Uniquely, the IMPAC DUBLIN receives its nominations from public libraries around the globe. Man Gone Down was nominated by The National Library Service of Barbados, Bridgetown, which described it as “A vibrant, well written first novel, an exploration of identity, inter-racial relationships and societal values through the eye of a black male.”
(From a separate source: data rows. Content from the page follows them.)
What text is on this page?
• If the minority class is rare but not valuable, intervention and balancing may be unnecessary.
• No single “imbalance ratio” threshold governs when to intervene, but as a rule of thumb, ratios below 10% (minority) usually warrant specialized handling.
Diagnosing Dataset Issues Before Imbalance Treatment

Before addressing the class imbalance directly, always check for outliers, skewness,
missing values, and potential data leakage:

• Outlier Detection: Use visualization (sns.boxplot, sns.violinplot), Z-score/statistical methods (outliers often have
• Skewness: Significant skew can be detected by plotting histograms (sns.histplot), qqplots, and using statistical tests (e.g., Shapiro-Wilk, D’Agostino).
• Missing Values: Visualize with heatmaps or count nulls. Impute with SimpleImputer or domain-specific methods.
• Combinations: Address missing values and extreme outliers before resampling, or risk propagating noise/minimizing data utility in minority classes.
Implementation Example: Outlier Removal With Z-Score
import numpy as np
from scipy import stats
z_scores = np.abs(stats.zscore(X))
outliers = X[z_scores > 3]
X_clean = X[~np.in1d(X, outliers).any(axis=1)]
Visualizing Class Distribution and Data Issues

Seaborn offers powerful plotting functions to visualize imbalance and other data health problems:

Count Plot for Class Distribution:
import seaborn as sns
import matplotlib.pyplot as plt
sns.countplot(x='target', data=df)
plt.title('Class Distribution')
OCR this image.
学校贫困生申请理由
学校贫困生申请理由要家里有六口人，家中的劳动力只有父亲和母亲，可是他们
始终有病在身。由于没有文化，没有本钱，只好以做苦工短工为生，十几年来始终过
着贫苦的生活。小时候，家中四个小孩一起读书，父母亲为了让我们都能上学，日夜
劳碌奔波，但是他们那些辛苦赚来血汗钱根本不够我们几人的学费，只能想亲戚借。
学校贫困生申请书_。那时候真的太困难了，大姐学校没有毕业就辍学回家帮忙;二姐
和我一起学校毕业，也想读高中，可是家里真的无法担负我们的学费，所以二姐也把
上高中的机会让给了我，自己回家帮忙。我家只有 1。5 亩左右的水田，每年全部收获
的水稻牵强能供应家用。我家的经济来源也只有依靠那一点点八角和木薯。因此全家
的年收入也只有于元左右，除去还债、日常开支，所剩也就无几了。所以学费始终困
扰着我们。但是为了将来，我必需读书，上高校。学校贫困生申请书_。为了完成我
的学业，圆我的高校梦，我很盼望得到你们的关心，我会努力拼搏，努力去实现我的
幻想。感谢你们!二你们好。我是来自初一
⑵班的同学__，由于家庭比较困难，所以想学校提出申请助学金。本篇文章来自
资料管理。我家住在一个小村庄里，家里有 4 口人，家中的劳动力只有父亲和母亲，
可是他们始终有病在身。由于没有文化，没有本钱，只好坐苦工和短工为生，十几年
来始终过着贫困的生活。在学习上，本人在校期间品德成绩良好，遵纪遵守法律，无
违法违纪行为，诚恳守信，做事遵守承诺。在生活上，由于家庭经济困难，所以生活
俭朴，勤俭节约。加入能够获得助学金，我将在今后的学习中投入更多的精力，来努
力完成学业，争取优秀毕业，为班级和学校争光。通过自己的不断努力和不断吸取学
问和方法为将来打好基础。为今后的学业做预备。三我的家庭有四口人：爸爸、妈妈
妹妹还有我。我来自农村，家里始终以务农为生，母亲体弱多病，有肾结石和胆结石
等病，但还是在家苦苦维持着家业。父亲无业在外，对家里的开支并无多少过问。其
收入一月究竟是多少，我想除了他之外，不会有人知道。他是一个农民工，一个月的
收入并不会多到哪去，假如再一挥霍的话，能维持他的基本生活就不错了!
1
Man Gone Down by Michael Thomas
A beautifully written, insightful, and devastating first novel, Man Gone Down is about a young black father of three in a biracial marriage trying to claim a piece of the American Dream he has bargained on since youth. On the eve of the unnamed narrator's thirty-fifth birthday, he finds himself broke, estranged from his white Boston Brahmin wife and three children, and living in the bedroom of a friend's six-year-old child. He has four days to come up with the money to keep his family afloat, four days to try to make some sense of his life.